Card interchange fees have fierce defenders and heated detractors. Turn on the financial news, and commentary might touch on whether cards are “free” — and who ultimately pays the price.
Legislation is winding its way through Congress, most visibly with the Credit Card Competition Act.
Some terms and concepts get thrown around and at times muddy the debate about the fees themselves, their function and what ultimately might happen with a drastic restructuring of interchange.
At a high level, when a card is used online or in a store, the merchant pays a fee to the card issuing bank. The interchange fee, as it stands now, has several components, levied as 1% to 3% of the transaction and an additional flat fee.
Those are the mechanics. What follows are some of the key points of contention, unknowns, misconceptions and misperceptions.
Merchants pay the fees. The ripple effect is that the fees may ultimately impact how a merchant prices goods or services (i.e., if the interchange fees are passed on to consumers or if minimum purchases are required). Fees are a common cost of card acceptance, and as PYMNTS Intelligence data has shown, credit is among the most popular of payment options. The cost of acceptance is more than offset by the top-line boost those merchants gain as a result of taking cards at the register. Under card networks’ rules, such as Visa and Mastercard, merchants are required to display the surcharges at the point of sale.
The conventional wisdom is that capping interchange fees and requiring at least two additional networks to be available to route each transaction — as has been proposed in the CCCA — would save consumers money. Merchants would opt for networks with lower-cost rails, passing the savings along to consumers. In a letter to Congress earlier this year, the Merchant Payments Coalition said the credit card market is “not functioning,” since it is dominated by Visa and Mastercard, with a combined 83% market share.
But there’s no guarantee that the revisions would translate into money back in an individual’s pocket. The reality of what happened in the wake of the caps on debit interchange fees last decade offers some insight here. A 2015 study from the Federal Reserve Bank of Richmond examining Dodd-Frank’s capped debit interchange fees found that 77.2% of merchants did not change prices post-regulation, 1.2% reduced prices and 21.6% increased prices.
This one’s a bit of a wild card. Some proponents charge that expanding the routing choices would inject competition into the market, and perhaps force the payment network giants to lower the interchange percentages. But introducing new network options at checkout for payment cards muddies the waters a bit in terms of the flow of commerce. It’s an extra step for consideration on the part of the consumer, and it’s an extra operational consideration for the merchant. In the end, the “default” may be, at least for the consumer, to go with the marquee payment networks, Mastercard and Visa.
In part, going with the giants may boil down to a choice predicated on security. Visa and Mastercard have spent decades building out the infrastructure to fight fraud; in part, those buildouts have been funded through interchange fees. The noncard rail networks have been building out their own security tools but might offer a new avenue of attack for card-not-present transactions.

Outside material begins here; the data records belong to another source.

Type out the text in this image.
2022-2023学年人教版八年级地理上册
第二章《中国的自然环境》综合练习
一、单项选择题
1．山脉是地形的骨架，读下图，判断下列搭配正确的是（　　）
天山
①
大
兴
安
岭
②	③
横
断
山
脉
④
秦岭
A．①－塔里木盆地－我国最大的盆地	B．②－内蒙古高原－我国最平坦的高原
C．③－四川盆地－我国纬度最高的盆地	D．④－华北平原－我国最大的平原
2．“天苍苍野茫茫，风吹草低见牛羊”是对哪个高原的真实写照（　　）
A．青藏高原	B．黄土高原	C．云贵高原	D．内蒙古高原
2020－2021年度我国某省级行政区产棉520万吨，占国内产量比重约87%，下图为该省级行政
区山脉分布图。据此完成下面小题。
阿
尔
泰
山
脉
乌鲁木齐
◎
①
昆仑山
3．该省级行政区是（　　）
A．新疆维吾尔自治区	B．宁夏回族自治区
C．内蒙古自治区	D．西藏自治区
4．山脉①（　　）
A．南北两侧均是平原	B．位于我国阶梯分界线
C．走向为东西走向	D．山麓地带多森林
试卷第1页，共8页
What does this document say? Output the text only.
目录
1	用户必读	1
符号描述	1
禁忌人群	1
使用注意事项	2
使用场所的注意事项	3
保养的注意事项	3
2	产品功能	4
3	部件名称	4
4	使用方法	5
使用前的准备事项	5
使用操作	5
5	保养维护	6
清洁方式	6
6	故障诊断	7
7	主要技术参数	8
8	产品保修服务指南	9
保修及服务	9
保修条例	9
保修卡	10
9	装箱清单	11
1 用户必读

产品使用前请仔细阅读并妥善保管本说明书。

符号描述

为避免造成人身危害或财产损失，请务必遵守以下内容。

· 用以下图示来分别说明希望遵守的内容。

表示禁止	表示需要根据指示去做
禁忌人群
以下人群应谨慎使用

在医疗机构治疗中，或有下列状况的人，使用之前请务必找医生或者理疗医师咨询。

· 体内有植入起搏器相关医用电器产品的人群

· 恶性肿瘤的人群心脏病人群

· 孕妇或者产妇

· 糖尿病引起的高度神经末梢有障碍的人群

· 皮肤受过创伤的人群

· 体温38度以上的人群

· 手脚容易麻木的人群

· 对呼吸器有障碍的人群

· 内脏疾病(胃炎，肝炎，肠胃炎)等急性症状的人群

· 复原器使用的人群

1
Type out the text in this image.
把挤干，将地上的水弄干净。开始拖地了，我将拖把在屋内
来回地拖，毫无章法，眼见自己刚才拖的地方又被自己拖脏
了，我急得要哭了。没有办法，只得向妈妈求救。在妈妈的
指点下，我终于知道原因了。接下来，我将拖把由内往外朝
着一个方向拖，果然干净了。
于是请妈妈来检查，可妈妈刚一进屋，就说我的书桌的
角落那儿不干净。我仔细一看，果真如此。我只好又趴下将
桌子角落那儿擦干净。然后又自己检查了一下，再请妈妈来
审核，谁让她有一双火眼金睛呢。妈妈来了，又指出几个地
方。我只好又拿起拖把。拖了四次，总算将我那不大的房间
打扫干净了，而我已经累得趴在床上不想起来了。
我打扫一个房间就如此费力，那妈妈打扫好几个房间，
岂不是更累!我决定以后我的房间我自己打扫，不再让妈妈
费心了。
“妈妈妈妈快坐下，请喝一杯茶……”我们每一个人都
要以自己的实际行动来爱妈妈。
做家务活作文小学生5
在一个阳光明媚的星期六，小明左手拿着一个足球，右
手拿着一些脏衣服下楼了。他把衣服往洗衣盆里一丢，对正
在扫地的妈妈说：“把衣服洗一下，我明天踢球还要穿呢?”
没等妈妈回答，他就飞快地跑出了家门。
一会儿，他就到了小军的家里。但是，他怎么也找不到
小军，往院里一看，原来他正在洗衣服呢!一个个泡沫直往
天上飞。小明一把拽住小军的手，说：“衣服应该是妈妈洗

As merchants might opt to route transactions to the cheaper networks, and as interchange fees decrease to the issuing banks, the banks themselves have less on hand to fund rewards programs and benefits — and interchange helps fund the issuance of those cards.
A Federal Reserve study from September 2022 noted that issuers get about 1.3 cents in transaction fees (which would include interchange) for each dollar of consumer purchases made on cards.
The expenses tied to the rewards programs, the Fed found, came in at 1.5 cents per dollar of card-related purchases, indicating only a partial offset.
Again, the history of what happened with debit programs proves instructive here: Rewards programs virtually disappeared. A 2017 Fed paper found that banks subject to debit card interchange fee regulation were more than 35% less likely to offer free checking accounts and hiked fees elsewhere.